Fintech Australia Welcomes Approval of Crowdfunding Legislation

Fintech Australia lauded the Australian Parliament’s vote to support the Corporations Amendment (Crowd-Sourced Funding) Bill of 2016. The advocacy group said the approval of the equity crowdfunding law will provide a major avenue for companies to raise capital and create new jobs.

Fintech Australia CEO Danielle Szetho described the new legislation as a significant advancement to provide funding for young companies;

“This new legislation represents an important step to open up early-stage capital markets. It also represents a substantial step forward in making the Australian regulatory environment internationally competitive, given concerns that Australia is falling behind the rest of the world when it comes to equity crowdfunding (ECF). Our members can confirm that there is strong pent-up demand from Australia’s investment community to utilise the provisions in this legislation. Also, some of the companies interested in taking advantage of equity crowdfunding are family run enterprises, so this doesn’t just benefit the startup community, it’s about everyday mum-and-dad SMEs as well.”

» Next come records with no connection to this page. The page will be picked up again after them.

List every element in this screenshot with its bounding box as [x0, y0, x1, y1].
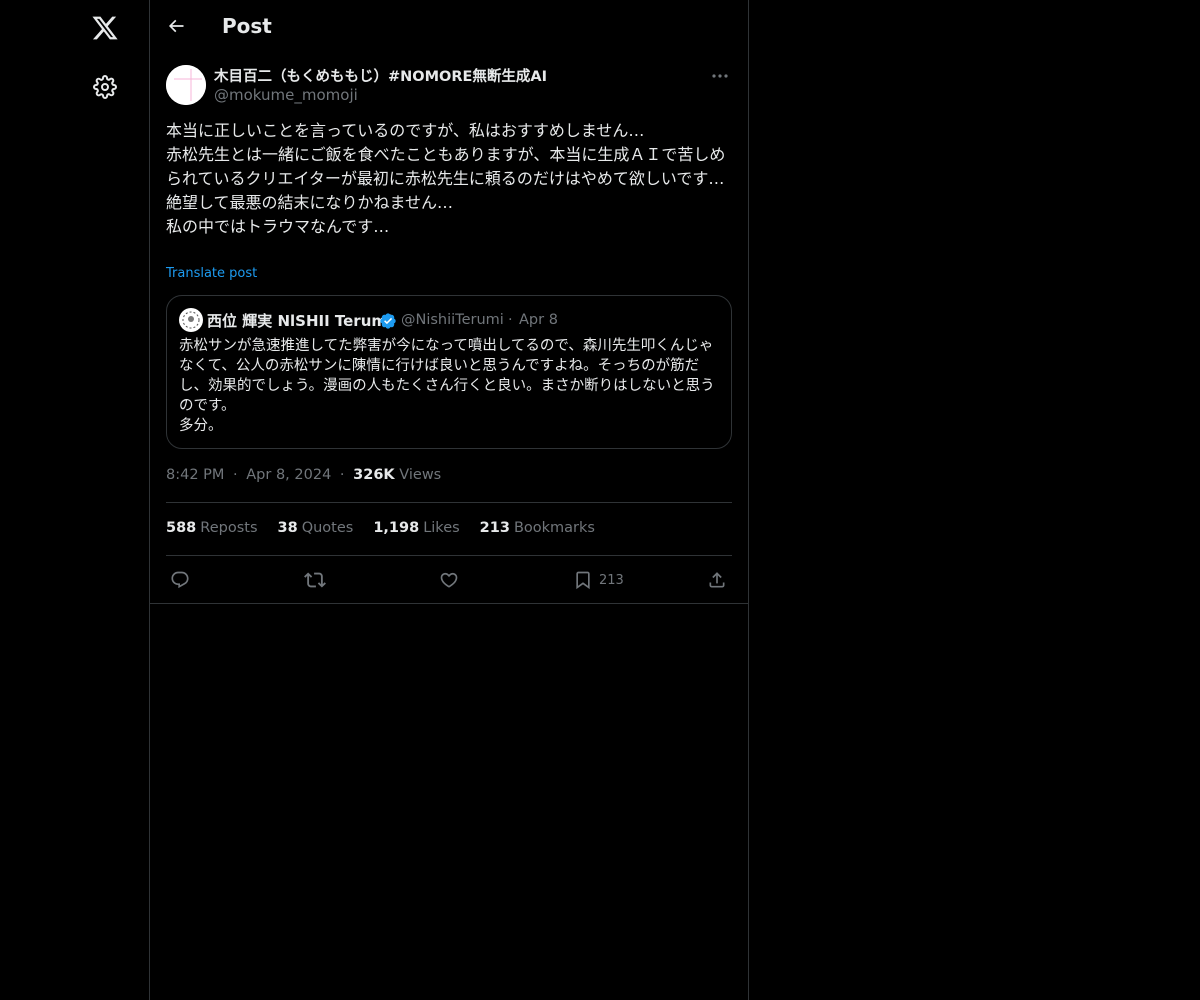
verified-badge-icon: [379, 312, 397, 330]
bookmark-icon: [576, 571, 590, 590]
quoted-display-name: 西位 輝実 NlSHII Terumi: [207, 312, 393, 330]
post-meta: 8:42 PM · Apr 8, 2024 · 326K Views: [166, 467, 441, 483]
repost-button[interactable]: [304, 566, 326, 594]
reposts-label: Reposts: [200, 520, 258, 536]
gear-icon[interactable]: [85, 67, 125, 107]
likes-label: Likes: [423, 520, 460, 536]
heart-icon: [440, 572, 458, 588]
translate-post-link[interactable]: Translate post: [166, 266, 257, 281]
likes-stat[interactable]: 1,198 Likes: [373, 520, 459, 536]
main-column: Post 木目百二（もくめももじ）#NOMORE無断生成AI @mokume_m…: [150, 0, 749, 1000]
back-button[interactable]: [158, 8, 194, 44]
repost-icon: [304, 572, 326, 588]
page-header: Post: [150, 0, 748, 53]
quoted-separator: ·: [508, 312, 513, 328]
bookmark-button[interactable]: 213: [573, 566, 624, 594]
author-handle[interactable]: @mokume_momoji: [214, 86, 358, 104]
quoted-post[interactable]: 西位 輝実 NlSHII Terumi @NishiiTerumi · Apr …: [166, 295, 732, 449]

Szetho added that she hoped the Australian government would extend equity crowdfunding from unlisted public companies to private companies as well – a limitation within the existing legislation.

“The passing of this legislation will assist the government, industry and companies to better understand the dynamics of the ECF market in Australia, while preparing broader legislative change for private companies.”

Jonny Wilkinson, co-founder of Equitise and Fintech Australia member, said he was aware of more than 20 companies that had been awaiting the passage of this legislation so they could use it to raise funds.

“Traditionally, Australia has had an under-developed venture capital market which has led to companies having an over-reliance upon the Australian Stock Exchange (ASX) to access capital, or relocating their companies overseas. There is a significant cost to listing on the ASX, in both time and money, with recent changes to minimum listing requirements on the ASX making it even more difficult for early stage high growth businesses to list. [Equity crowdfunding] is essential to help filling the gap left as an essential tool in early stage capital markets.”

Wilkinson said he was also aware of a handful of companies that have converted to unlisted public companies just to be able to take advantage of the new rules. He believes there are many more companies that will convert in anticipation of the legislation passing.

CrowfundUp founder Jack Quigley, also a Fintech Australia member, commented as well;

“The importance of legislation to support equity crowdfunding was something identified as important by Fintech Australia in its formative period in late 2015. Unfortunately, it’s been a 15-month marathon to get this legislation across the line but nevertheless we are excited that it is now in place. Like Equitise, CrowdfundUP has been approached by a large number of companies looking to utilise ECF when the legislation is passed.”